Renato Russo (Foto:Divulgação)
Se você considerar
shows como eu às vezes os penso - o momento alto de uma espécie de relação de expectativas criada a cada CD e a cada música, talvez também siga algum dos rituais que eu costumo seguir. De acordo com o artista, por exemplo, faço-me acreditar que tenho de estar nas primeiras filas, ou a essência da coisa estará irremediavelmente perdida. Fruir o
show é uma questão corporal, eu me digo. Já outros, assistir sentado, à distância, é melhor, para prestar atenção aos sons e às nuances. No meio do povo, fico considerando a reação das pessoas, a emoção expressa neles, as atitudes muito parecidas com as minhas e o modo como todo mundo se reúne e age como coisa coletiva. E há um último ritual, que é o rascunho do artista. Guardar impressões gerais, julgando o que a pessoa pode fazer.
Observa-se quem está no palco como um objeto estranho. Antes, temos fotos e edições: boa parte da sensação que um clipe dá, por exemplo, pode ser causada apenas pela velocidade do corte.
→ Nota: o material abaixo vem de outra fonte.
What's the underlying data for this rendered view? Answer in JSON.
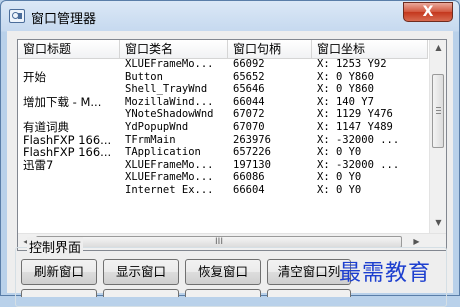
{
  "window": {
    "title": "窗口管理器",
    "close_glyph": "X"
  },
  "listview": {
    "columns": [
      "窗口标题",
      "窗口类名",
      "窗口句柄",
      "窗口坐标"
    ],
    "rows": [
      {
        "title": "",
        "class": "XLUEFrameMo...",
        "handle": "66092",
        "coords": "X: 1253   Y92"
      },
      {
        "title": "开始",
        "class": "Button",
        "handle": "65652",
        "coords": "X: 0    Y860"
      },
      {
        "title": "",
        "class": "Shell_TrayWnd",
        "handle": "65646",
        "coords": "X: 0    Y860"
      },
      {
        "title": "增加下载 - M...",
        "class": "MozillaWind...",
        "handle": "66044",
        "coords": "X: 140    Y7"
      },
      {
        "title": "",
        "class": "YNoteShadowWnd",
        "handle": "67072",
        "coords": "X: 1129   Y476"
      },
      {
        "title": "有道词典",
        "class": "YdPopupWnd",
        "handle": "67070",
        "coords": "X: 1147   Y489"
      },
      {
        "title": "FlashFXP 166...",
        "class": "TFrmMain",
        "handle": "263976",
        "coords": "X: -32000  ..."
      },
      {
        "title": "FlashFXP 166...",
        "class": "TApplication",
        "handle": "657226",
        "coords": "X: 0    Y0"
      },
      {
        "title": "迅雷7",
        "class": "XLUEFrameMo...",
        "handle": "197130",
        "coords": "X: -32000  ..."
      },
      {
        "title": "",
        "class": "XLUEFrameMo...",
        "handle": "66086",
        "coords": "X: 0    Y0"
      },
      {
        "title": "",
        "class": "Internet Ex...",
        "handle": "66604",
        "coords": "X: 0    Y0"
      }
    ],
    "hscroll_grip": "III"
  },
  "control": {
    "group_label": "控制界面",
    "buttons": [
      "刷新窗口",
      "显示窗口",
      "恢复窗口",
      "清空窗口列"
    ]
  },
  "watermark": "最需教育",
  "colors": {
    "titlebar": "#c6d9ef",
    "close": "#c4371d",
    "watermark": "#1d3fcf"
  }
}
Neste clipe do
Foo Fighters (1), por exemplo, a banda permanece parada todo tempo, mas, como as cenas seguem frenéticas, tem-se a impressão que é tudo cheio de energia, de violência até, de
rock and roll. No
show, não há diretores: ali, está a pessoa pura. Outro dia, o
Marcelo Camelo comentou algo paralelo para a
Folha (2):
... estar no palco é esquisito. Uma vez que a pessoa é colocada naquela situação de observação, ela é um personagem; você é um símbolo, está apontando para outra coisa. Se você é sincero, fica sendo o personagem sincerinho. Assisto ao indivíduo no palco e construo um "quem" palpável.